Although the excitement of the New Year leads to heightened optimism in those seeking to achieve personal goals, the survey found that only 8 percent of Americans were successful in achieving their resolutions in 2014, according to statisticbrain.com.

“My New Year’s resolution was to do better in school work,” freshman Ayna Ramseur-Moore said. “In some classes I’m doing better and in others I’m still working on it.”

There are numerous studies which indicate why many people are unsuccessful in achieving their goals for the New Year. Some reasons include setting unattainable goals, losing motivation or lacking the necessary amount of personal willpower, according to washingtonpost.com

On the other hand, there is plenty of advice for ambitious hopefuls who aim to increase the chances of fulfilling their goals.

Professor Wendy Wood, a teacher of psychology and business at the University of Southern California, says that upholding a New Year’s resolution is more of a habit and about changing personal environments than trying to prepare the mind. 

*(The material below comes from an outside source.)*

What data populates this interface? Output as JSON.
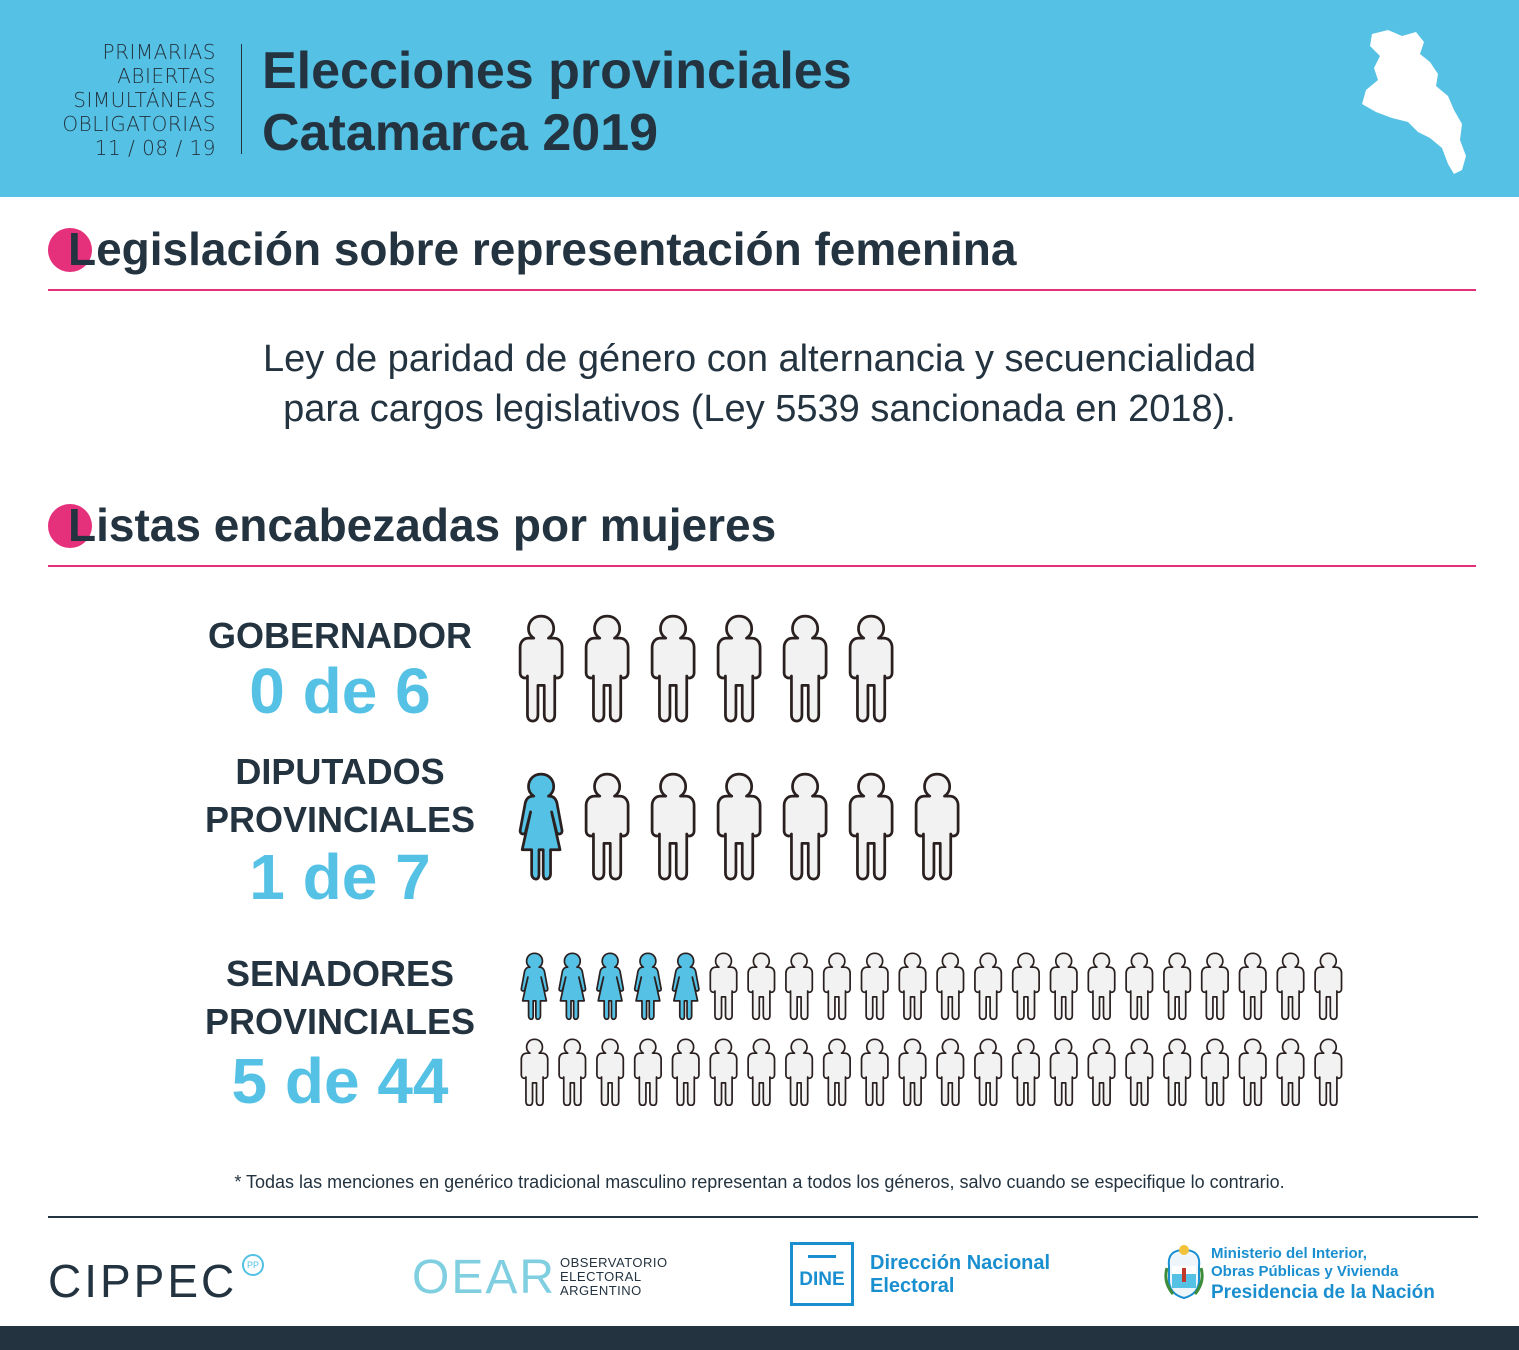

“To create or change a habit, you have to think much more about altering your environment and patterns of living than work on steeling your mind,” Professor Wood said in an interview with The New York Times.

Professor Wood also says that people can form good habits in an environment where there is no temptation.

Imagine if every morning you had a debate with yourself about eating cake or cereal for breakfast. Instead, most of us form the habit of eating something relatively healthy for breakfast, which bypasses the lure of the cake altogether,” Professor Wood said according to The New York Times.

Dr. BJ Fogg, Director of Stanford’s Persuasive Tech Lab, sees behavioral change as a skill rather than a personal determination.

“Most people think behavior change is all about motivation or willpower. Nope. That’s like saying cooking delicious food is all about adding salt. Yes, adding salt matters at times, but it does not encompass all the skills of cooking,” Dr. Fogg said in his first “Change Lesson,” one lecture from his series of online lessons which offers tips and advice on how to modify behavior.

Dr. Fogg also emphasizes that changing behavior is not just achieving a particular goal that will transform into a habit.

According to forbes.com, other recommendations for staying on top of New Year’s resolutions include taking advantage of smartphone applications.

For those who want to lose weight there are popular apps that count calories and track weight over time such as Loseit! and MyFitnessPal.

Professor Wood believes that hopeful individuals should remain determined in pursuing their resolutions, and ignore any possible setbacks. 

People shouldn’t fear that their habit will dissolve if they don’t practice it daily,” Professor Wood said according to The New York Times.